This easy roasted asparagus recipe lets the flavor of fresh asparagus really shine.
My parents stopped by our house on their way home on Sunday to drop off a treat: fresh asparagus that had been cut that morning!
Right away, I trimmed the edges and wrapped them in a wet paper towel and put them in a zipper-lock bag in the vegetable crisper in our refrigerator. The ends of asparagus should stay moist (but don’t wash or wet the rest or the asparagus stalk). Watch our video on how to clean, trim, and store asparagus.
The next day, I roasted the asparagus using a simple recipe from The Old Farmer’s Almanac Garden-Fresh Cookbook (see below). The best way to cook truly fresh asparagus is to roast it with nothing more than a drizzle of good-quality olive oil.
We had the fresh-cut asparagus for dinner, along with chard from a friend’s garden and leftover enchiladas. The asparagus was phenomenal! I didn’t realize how incredible these lovely green spears taste when they are so fresh! My husband and I laughed because we both wolfed down all of the vegetables on our plate before touching the enchiladas—a first for us.
Roasted Asparagus The Old Farmer’s Garden-Fresh Cookbook (page 102)

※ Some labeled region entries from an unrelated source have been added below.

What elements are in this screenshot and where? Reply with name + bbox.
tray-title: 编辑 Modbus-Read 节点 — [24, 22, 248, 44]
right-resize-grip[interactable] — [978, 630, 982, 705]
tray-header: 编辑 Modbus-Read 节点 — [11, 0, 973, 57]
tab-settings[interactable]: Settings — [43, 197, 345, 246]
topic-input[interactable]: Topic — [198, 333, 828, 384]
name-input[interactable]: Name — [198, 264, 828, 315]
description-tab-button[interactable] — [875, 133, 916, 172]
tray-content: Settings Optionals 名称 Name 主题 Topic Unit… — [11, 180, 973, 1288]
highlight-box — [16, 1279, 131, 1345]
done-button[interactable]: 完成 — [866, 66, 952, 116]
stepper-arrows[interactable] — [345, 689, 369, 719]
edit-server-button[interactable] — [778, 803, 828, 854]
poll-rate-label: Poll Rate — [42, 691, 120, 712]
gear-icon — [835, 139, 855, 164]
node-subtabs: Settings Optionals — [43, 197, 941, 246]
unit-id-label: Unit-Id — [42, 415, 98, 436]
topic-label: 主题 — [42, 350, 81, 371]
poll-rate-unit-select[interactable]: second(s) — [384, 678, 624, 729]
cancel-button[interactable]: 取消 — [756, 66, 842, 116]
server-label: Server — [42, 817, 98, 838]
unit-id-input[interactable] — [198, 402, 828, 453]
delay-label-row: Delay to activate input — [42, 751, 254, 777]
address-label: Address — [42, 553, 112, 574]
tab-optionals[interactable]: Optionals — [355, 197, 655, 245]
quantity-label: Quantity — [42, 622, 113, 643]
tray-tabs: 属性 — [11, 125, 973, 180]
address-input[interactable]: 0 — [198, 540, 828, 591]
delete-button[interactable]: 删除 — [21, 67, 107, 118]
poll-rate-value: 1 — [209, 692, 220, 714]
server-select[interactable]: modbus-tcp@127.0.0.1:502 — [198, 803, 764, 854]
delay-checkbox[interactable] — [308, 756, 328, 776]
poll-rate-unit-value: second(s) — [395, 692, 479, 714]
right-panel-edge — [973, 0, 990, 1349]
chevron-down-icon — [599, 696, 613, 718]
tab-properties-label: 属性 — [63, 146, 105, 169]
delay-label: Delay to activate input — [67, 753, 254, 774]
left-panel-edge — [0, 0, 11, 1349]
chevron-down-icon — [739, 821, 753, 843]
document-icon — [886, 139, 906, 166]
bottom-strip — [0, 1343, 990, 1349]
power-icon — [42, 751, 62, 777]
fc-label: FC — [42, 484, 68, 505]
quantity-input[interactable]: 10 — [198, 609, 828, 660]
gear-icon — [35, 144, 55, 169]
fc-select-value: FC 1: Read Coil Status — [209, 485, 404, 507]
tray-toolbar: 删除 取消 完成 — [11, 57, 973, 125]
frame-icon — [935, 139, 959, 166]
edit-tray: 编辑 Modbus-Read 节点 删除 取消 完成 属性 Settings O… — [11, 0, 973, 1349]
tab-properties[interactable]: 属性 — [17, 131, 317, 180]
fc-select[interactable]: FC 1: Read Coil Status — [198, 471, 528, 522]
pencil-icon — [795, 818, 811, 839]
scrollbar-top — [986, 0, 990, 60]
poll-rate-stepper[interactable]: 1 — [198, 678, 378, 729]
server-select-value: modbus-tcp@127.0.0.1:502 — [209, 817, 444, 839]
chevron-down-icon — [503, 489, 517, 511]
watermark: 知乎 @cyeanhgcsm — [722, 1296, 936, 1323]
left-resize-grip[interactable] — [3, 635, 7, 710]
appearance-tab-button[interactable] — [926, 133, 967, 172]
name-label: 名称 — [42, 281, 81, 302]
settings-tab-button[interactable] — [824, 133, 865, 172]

1 pound asparagus, trimmed
2 tablespoons olive oil
salt and pepper, to taste
Preheat the oven to 400 degrees Fahrenheit. Rinse the spears and snap off the ends (they’ll snap in their natural place).
Spread the asparagus in a single layer on a baking sheet and drizzle with the oil. (Don’t pile up.) Season with salt and pepper, then toss to coat.
Roast for 15 minutes, or until tender (time will depend on the thickness of the stalks). Makes 4 servings.